Jetzt muss auch mal schlecht sein

sieben tage, sieben nächte über Beherrschbares, Unbeherrschteres und Jahresrückblicke mit Günther Jauch

  • Stephan Fischer
  • Lesedauer: 3 Min.

»Jetzt muss auch mal wieder gut sein«, meint die Nachbarin an der Tür und man beendet das Gespräch mit einem freundlichen »Bleibt gesund!«, ist innerlich gar nicht freundlich, weil man weiß, dass jetzt gleich noch der Grippevergleich gekommen wäre und die Nachbarin eine von jenen ist, die meint, dass die Corona-Regeln für sie nicht gelten.

»Jetzt muss auch mal wieder gut sein« - das soll entschlossen wirken und gleichzeitig umsichtig (»Die Wirtschaft hält das nicht mehr lange durch!«). Dabei hat es auch eine gewisse Ähnlichkeit mit der Pofalla’schen Erklärung 2013, die Krise um die Schnüffeleien der NSA sei nun beendet. Beiden Aussagen ist gemein, dass sie zu einem Zeitpunkt erfolgten, an dem weder etwas gut ist noch irgendetwas beendet, es im Gegenteil gerade erst losgeht. Und man meint, hinter der Forschheit der Aussage ein anderes Gefühl zu bemerken: Angst. Es ist nicht die Angst vor dem Virus, der möglicherweise verheerenden Wirkung einer zweiten Welle, den gerade erst bekannt werdenden Spätfolgen für Lunge oder sogar Gehirn - es muss sich auch nicht jeder in gleichem Maße mit Corona und Covid-19 beschäftigen. Es ist die Angst, die Beherrschung zu verlieren. Die Beherrschung des eigenen Lebens, der Umwelt, der Welt - ein Zustand, zu dem man schnellstmöglich zurückkehren möchte. Möglichst so schnell, dass Günther Jauch in seinem Jahresrückblick 2020 auch noch andere Themen neben Corona abhandeln kann.

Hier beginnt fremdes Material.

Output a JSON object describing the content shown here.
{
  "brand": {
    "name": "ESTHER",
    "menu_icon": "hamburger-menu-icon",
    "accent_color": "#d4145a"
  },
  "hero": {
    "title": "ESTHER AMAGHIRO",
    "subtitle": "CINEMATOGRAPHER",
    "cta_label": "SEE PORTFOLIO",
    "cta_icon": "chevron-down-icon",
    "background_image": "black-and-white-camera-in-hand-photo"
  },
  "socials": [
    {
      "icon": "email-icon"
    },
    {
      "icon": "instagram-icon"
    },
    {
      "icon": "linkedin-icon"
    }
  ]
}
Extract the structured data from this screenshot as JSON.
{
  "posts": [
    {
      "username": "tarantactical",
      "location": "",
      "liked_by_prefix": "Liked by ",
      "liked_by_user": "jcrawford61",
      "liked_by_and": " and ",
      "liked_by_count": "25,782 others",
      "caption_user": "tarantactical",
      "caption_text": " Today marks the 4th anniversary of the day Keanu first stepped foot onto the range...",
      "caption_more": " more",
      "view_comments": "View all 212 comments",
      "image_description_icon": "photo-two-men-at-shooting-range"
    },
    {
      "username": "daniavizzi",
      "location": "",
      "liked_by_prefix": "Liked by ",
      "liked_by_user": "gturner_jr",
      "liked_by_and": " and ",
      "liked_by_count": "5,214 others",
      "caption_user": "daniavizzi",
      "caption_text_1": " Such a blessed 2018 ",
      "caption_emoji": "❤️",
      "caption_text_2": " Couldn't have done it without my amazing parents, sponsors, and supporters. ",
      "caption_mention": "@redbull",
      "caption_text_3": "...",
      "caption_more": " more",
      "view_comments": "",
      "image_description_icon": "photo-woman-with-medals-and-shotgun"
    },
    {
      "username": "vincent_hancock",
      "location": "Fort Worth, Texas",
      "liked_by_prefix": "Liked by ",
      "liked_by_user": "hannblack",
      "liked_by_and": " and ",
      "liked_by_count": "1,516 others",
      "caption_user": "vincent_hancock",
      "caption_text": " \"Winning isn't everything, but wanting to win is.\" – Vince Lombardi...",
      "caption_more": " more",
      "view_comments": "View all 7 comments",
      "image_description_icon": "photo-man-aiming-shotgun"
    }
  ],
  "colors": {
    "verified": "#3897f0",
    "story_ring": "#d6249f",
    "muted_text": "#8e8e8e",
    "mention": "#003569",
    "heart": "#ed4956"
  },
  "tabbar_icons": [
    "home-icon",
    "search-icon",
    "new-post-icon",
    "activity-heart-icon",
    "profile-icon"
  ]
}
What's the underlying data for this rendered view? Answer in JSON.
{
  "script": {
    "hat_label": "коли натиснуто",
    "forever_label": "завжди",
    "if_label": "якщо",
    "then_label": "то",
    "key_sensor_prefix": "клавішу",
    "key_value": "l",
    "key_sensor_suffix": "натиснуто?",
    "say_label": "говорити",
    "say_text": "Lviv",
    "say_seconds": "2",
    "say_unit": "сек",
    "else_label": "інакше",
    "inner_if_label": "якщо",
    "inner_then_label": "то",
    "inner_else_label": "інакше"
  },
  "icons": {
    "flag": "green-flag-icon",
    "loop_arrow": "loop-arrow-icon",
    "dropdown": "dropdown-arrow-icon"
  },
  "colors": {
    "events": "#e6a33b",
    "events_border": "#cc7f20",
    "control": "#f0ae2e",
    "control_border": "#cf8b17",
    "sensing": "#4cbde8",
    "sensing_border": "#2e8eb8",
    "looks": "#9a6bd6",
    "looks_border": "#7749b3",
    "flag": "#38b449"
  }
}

Unwahrscheinlich - Corona dominiert das Geschehen, ist das Geschehen. Das Virus wirkt während der heraufziehenden Dürre, es wirkt, während um Tschernobyl am 34. Jahrestag des GAU am 26. April radioaktive Wälder brennen - noch so ein beherrschbares Risiko. Bis es nicht mehr beherrschbar ist.

Wenn überhaupt wieder etwas gut werden soll - und das wäre ein anderes »Gut« als vorher -, dann muss es jetzt auch mal schlecht sein. Das ist kein Wunsch nach längeren Einschränkungen, das ist die Anerkenntnis der Situation. Klima und Corona: Ein »Weiter wie vorher« oder »Wieder so wie früher« führt höchstwahrscheinlich in katastrophale Situationen. »Corona ist eine Katastrophe für die Wirtschaft« - vielleicht ist aber diese Wirtschaft samt Wachstumszwang die Katastrophe, wenn Corona uns so hart treffen kann?

In Prag bricht AirbnB zusammen, die Prager können plötzlich wieder Wohnungen im Zentrum zu bezahlbaren Kosten mieten; der Flugverkehr nimmt rapide ab. Ist das jetzt die Katastrophe? Oder wären das mit einer anderen ökonomischen Orientierung nicht gute Nachrichten? Ohne Zwang zu fortwährend steigenden Renditen schon. Aber warum ist das, was bei einer Pandemie das große Problem darstellt, in der Wirtschaft das Ziel? Ab einem bestimmten Punkt sind die Folgen von Wachstum nämlich bei beiden gleich: ziemlich unbeherrschbar.